In fact, the dispute is further complicated mainly because of aspirations of the coastal countries that want a number of offshore, uninhabited islands and rocks to enjoy full legal status of an island. It is true that the new international maritime law allows coastal states to claim a continental shelf and an exclusive economic zone of 200 nautical miles wide around the islands floating regularly at high tide. But the fact remains that islands which are not suitable for people to dwell in or provide a separate economic life may claim the same status as above ([1]). The modern maritime law adds more geo-strategic value to the two archipelagoes and the dispute among the parties concerned is the one over the new geo-strategic role of the two archipelagoes.

The dispute over the East Sea, besides the significance of territorial sovereignty and strategic interests, is also the right to possess and exploit the natural resources, especially the oil reserves. The sovereignty dispute over the islands and waters are not easily resolved because it relates to not only legal factors, but also historical ones, national will and economy.
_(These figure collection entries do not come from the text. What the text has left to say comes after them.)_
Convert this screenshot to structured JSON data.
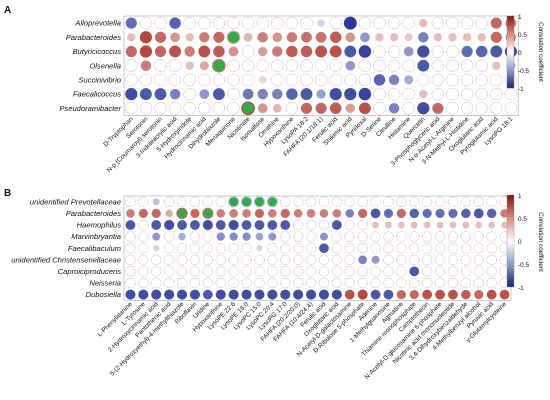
{
  "figure": {
    "colors": {
      "negative": "#1f2f8f",
      "zero": "#ffffff",
      "positive": "#a8271f",
      "highlight": "#35a84a",
      "empty_circle_stroke": "#d8a8a8",
      "frame": "#aaaaaa"
    }
  },
  "chart_data": [
    {
      "type": "heatmap",
      "panel_label": "A",
      "rows": [
        "Alloprevotella",
        "Parabacteroides",
        "Butyricicoccus",
        "Olsenella",
        "Succinivibrio",
        "Faecalicoccus",
        "Pseudoramibacter"
      ],
      "columns": [
        "D-Tryptophan",
        "Serotonin",
        "N-p (Coumaroyl) serotonin",
        "3-Indoleacrylic acid",
        "5-Hydroxyindole",
        "Hydrocinnamic acid",
        "Dihydrobiazole",
        "Menaquinone",
        "Nicotinate",
        "Isomaltose",
        "Ornithine",
        "Hypoxanthine",
        "LysoPA 18:2",
        "FAHFA (20:1/18:1)",
        "Ferulic acid",
        "Shikimic acid",
        "Pyridoxal",
        "D-Serine",
        "Citrulline",
        "Histamine",
        "Quercetin",
        "3-Phosphoglyceric acid",
        "N-α-Acetyl-L-Arginine",
        "3-N-Methyl-L-Histidine",
        "Oxoglutaric acid",
        "Pyroglutamic acid",
        "LysoPG 18:1"
      ],
      "values": [
        [
          -0.7,
          0.05,
          0.05,
          -0.75,
          0.05,
          0.05,
          0.05,
          0.05,
          0.05,
          0.05,
          0.05,
          0.05,
          0.05,
          -0.2,
          0.05,
          -0.95,
          0.05,
          0.05,
          0.05,
          0.05,
          0.3,
          0.05,
          0.05,
          0.05,
          0.05,
          0.7,
          0.65
        ],
        [
          0.3,
          0.85,
          0.7,
          0.5,
          0.3,
          0.6,
          0.7,
          0.4,
          0.35,
          0.6,
          0.5,
          0.6,
          0.65,
          0.65,
          0.75,
          0.5,
          -0.5,
          0.3,
          0.3,
          0.25,
          -0.6,
          0.3,
          0.3,
          0.3,
          0.3,
          0.7,
          0.6
        ],
        [
          0.7,
          0.85,
          0.7,
          0.8,
          0.6,
          0.8,
          0.75,
          0.5,
          0.05,
          0.45,
          0.6,
          0.75,
          0.75,
          0.8,
          0.8,
          -0.8,
          -0.9,
          0.05,
          0.05,
          -0.5,
          -0.85,
          0.05,
          0.05,
          -0.7,
          -0.75,
          -0.8,
          -0.85
        ],
        [
          0.05,
          0.6,
          0.05,
          0.05,
          0.3,
          0.4,
          0.65,
          0.05,
          0.05,
          0.05,
          0.05,
          0.05,
          0.05,
          0.05,
          0.05,
          -0.5,
          0.05,
          0.05,
          0.05,
          0.05,
          -0.8,
          0.05,
          0.05,
          0.05,
          0.05,
          0.3,
          0.4
        ],
        [
          0.05,
          0.05,
          0.05,
          0.05,
          0.05,
          0.05,
          0.05,
          0.05,
          0.05,
          0.2,
          0.05,
          0.05,
          0.05,
          0.05,
          0.05,
          0.05,
          0.05,
          -0.75,
          -0.6,
          -0.4,
          0.05,
          0.05,
          0.05,
          0.05,
          0.05,
          0.05,
          0.05
        ],
        [
          -0.85,
          -0.8,
          -0.8,
          -0.6,
          0.05,
          -0.5,
          -0.8,
          0.05,
          -0.65,
          -0.6,
          -0.6,
          -0.75,
          -0.8,
          -0.45,
          -0.85,
          -0.85,
          -0.9,
          0.05,
          0.05,
          0.05,
          0.3,
          0.05,
          0.05,
          0.05,
          0.05,
          0.05,
          0.05
        ],
        [
          0.05,
          0.05,
          0.05,
          0.05,
          0.05,
          0.05,
          0.05,
          0.05,
          0.85,
          0.5,
          0.35,
          0.05,
          0.7,
          0.7,
          0.75,
          0.45,
          0.8,
          0.05,
          -0.6,
          0.05,
          -0.85,
          0.7,
          0.05,
          0.05,
          0.05,
          0.05,
          0.05
        ]
      ],
      "highlighted": [
        [
          1,
          7
        ],
        [
          3,
          6
        ],
        [
          6,
          8
        ]
      ],
      "colorbar": {
        "title": "Correlation coefficient",
        "ticks": [
          1,
          0.5,
          0,
          -0.5,
          -1
        ],
        "range": [
          -1,
          1
        ]
      }
    },
    {
      "type": "heatmap",
      "panel_label": "B",
      "rows": [
        "unidentified Prevotellaceae",
        "Parabacteroides",
        "Haemophilus",
        "Marvinbryantia",
        "Faecalibaculum",
        "unidentified Christensenellaceae",
        "Caproiciproducens",
        "Neisseria",
        "Dubosiella"
      ],
      "columns": [
        "L-Phenylalanine",
        "L-Tyrosine",
        "2-Hydroxycinnamic acid",
        "Pantothenic acid",
        "5-(2-Hydroxyethyl)-4-methylthiazole",
        "Riboflavin",
        "Uridine",
        "Hypoxanthine",
        "LysoPE 22:6",
        "LysoPE 18:0",
        "LysoPC 15:0",
        "LysoPC 20:4",
        "LysoPG 17:0",
        "FAHFA (20:2/20:0)",
        "FAHFA (10:4/24:4)",
        "Ferulic acid",
        "Oxoglutaric acid",
        "N-Acetyl-D-galactosamine",
        "D-Ribulose 5-phosphate",
        "Adenine",
        "1-Methylguanosine",
        "Agmatine",
        "Thiamine monophosphate",
        "Camptothecin",
        "N-Acetyl-D-glucosamine 6-phosphate",
        "Nicotinic acid mononucleotide",
        "3,4-Dihydroxybenzaldehyde",
        "4-Methylbenzyl alcohol",
        "Pyruvic acid",
        "γ-Glutamylcysteine"
      ],
      "values": [
        [
          0.05,
          0.05,
          -0.3,
          0.05,
          0.05,
          0.05,
          0.05,
          0.05,
          -0.3,
          -0.3,
          -0.3,
          -0.3,
          0.05,
          0.05,
          0.05,
          0.05,
          0.05,
          0.05,
          0.05,
          0.05,
          0.05,
          0.05,
          0.05,
          0.05,
          0.05,
          0.05,
          0.05,
          0.05,
          0.05,
          0.05
        ],
        [
          0.6,
          0.7,
          0.7,
          0.4,
          0.7,
          0.7,
          0.6,
          0.6,
          0.6,
          0.6,
          0.7,
          0.6,
          0.7,
          0.6,
          0.6,
          0.6,
          0.6,
          -0.6,
          0.7,
          -0.8,
          -0.7,
          0.7,
          -0.75,
          -0.7,
          -0.7,
          -0.7,
          -0.75,
          -0.8,
          -0.75,
          0.6
        ],
        [
          -0.8,
          0.05,
          -0.8,
          -0.85,
          -0.8,
          -0.8,
          -0.85,
          -0.8,
          -0.85,
          -0.8,
          -0.8,
          -0.8,
          -0.8,
          0.05,
          0.05,
          0.05,
          -0.8,
          0.05,
          0.05,
          0.3,
          0.3,
          0.3,
          0.3,
          0.3,
          0.3,
          0.3,
          0.3,
          0.3,
          0.3,
          0.3
        ],
        [
          0.05,
          0.05,
          -0.5,
          0.05,
          -0.4,
          0.05,
          0.05,
          -0.55,
          -0.55,
          -0.55,
          -0.45,
          -0.5,
          0.05,
          0.05,
          0.05,
          -0.5,
          0.05,
          0.05,
          0.05,
          0.05,
          0.05,
          0.05,
          0.05,
          0.05,
          0.05,
          0.05,
          0.05,
          0.05,
          0.05,
          0.05
        ],
        [
          0.05,
          0.05,
          -0.2,
          0.05,
          0.05,
          0.05,
          0.05,
          0.05,
          0.05,
          0.05,
          -0.2,
          0.05,
          0.05,
          0.05,
          0.05,
          -0.8,
          0.05,
          0.05,
          0.05,
          0.05,
          0.05,
          0.05,
          0.05,
          0.05,
          0.05,
          0.05,
          0.05,
          0.05,
          0.05,
          0.05
        ],
        [
          0.05,
          0.05,
          0.05,
          0.05,
          0.05,
          0.05,
          0.05,
          0.05,
          0.05,
          0.05,
          0.05,
          0.05,
          0.05,
          0.05,
          0.05,
          0.05,
          0.05,
          0.05,
          -0.6,
          -0.5,
          0.05,
          0.05,
          0.05,
          0.05,
          0.05,
          0.05,
          0.05,
          0.05,
          0.05,
          0.05
        ],
        [
          0.05,
          0.05,
          0.05,
          0.05,
          0.05,
          0.05,
          0.05,
          0.05,
          0.05,
          0.05,
          0.05,
          0.05,
          0.05,
          0.05,
          0.05,
          0.05,
          0.05,
          0.05,
          0.05,
          0.05,
          0.05,
          0.05,
          -0.8,
          0.05,
          0.05,
          0.05,
          0.05,
          0.05,
          0.05,
          0.05
        ],
        [
          0.05,
          0.05,
          0.05,
          0.05,
          0.05,
          0.05,
          0.05,
          0.05,
          0.05,
          0.05,
          0.05,
          0.05,
          0.05,
          0.05,
          0.05,
          0.05,
          0.05,
          0.05,
          0.05,
          0.05,
          0.05,
          0.05,
          0.05,
          0.05,
          0.05,
          0.05,
          0.05,
          0.05,
          0.05,
          0.05
        ],
        [
          -0.85,
          -0.85,
          -0.85,
          -0.85,
          -0.85,
          -0.85,
          -0.8,
          -0.85,
          -0.85,
          -0.85,
          -0.85,
          -0.85,
          -0.85,
          -0.85,
          -0.85,
          -0.85,
          -0.85,
          0.8,
          0.85,
          -0.8,
          -0.8,
          0.7,
          0.7,
          0.8,
          0.8,
          0.8,
          0.75,
          0.7,
          0.8,
          0.8
        ]
      ],
      "highlighted": [
        [
          0,
          8
        ],
        [
          0,
          9
        ],
        [
          0,
          10
        ],
        [
          0,
          11
        ],
        [
          1,
          4
        ],
        [
          1,
          6
        ]
      ],
      "colorbar": {
        "title": "Correlation coefficient",
        "ticks": [
          1,
          0.5,
          0,
          -0.5,
          -1
        ],
        "range": [
          -1,
          1
        ]
      }
    }
  ]
}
Now, the objective of the prolonged dispute is not only limited to the main islands, but extended to the vast sea areas around them in order to control all or part of this sea. The sovereignty over Hoang Sa and Truong Sa was determined  by the Socialist Republic of Vietnam; the People’s Republic of China and Taiwan made similar claims. As for Truong Sa, the Philippines only jumped in from 1956, Malaysia from 1979, and Brunei from 1993, with a claim for a small part.

by Dr. Nguyễn Hồng Thao

[1] See Article 121, the 1982 United Nations Convention on the Law of the Sea, Publishing House National Politics, Hanoi, 1993, p. 94.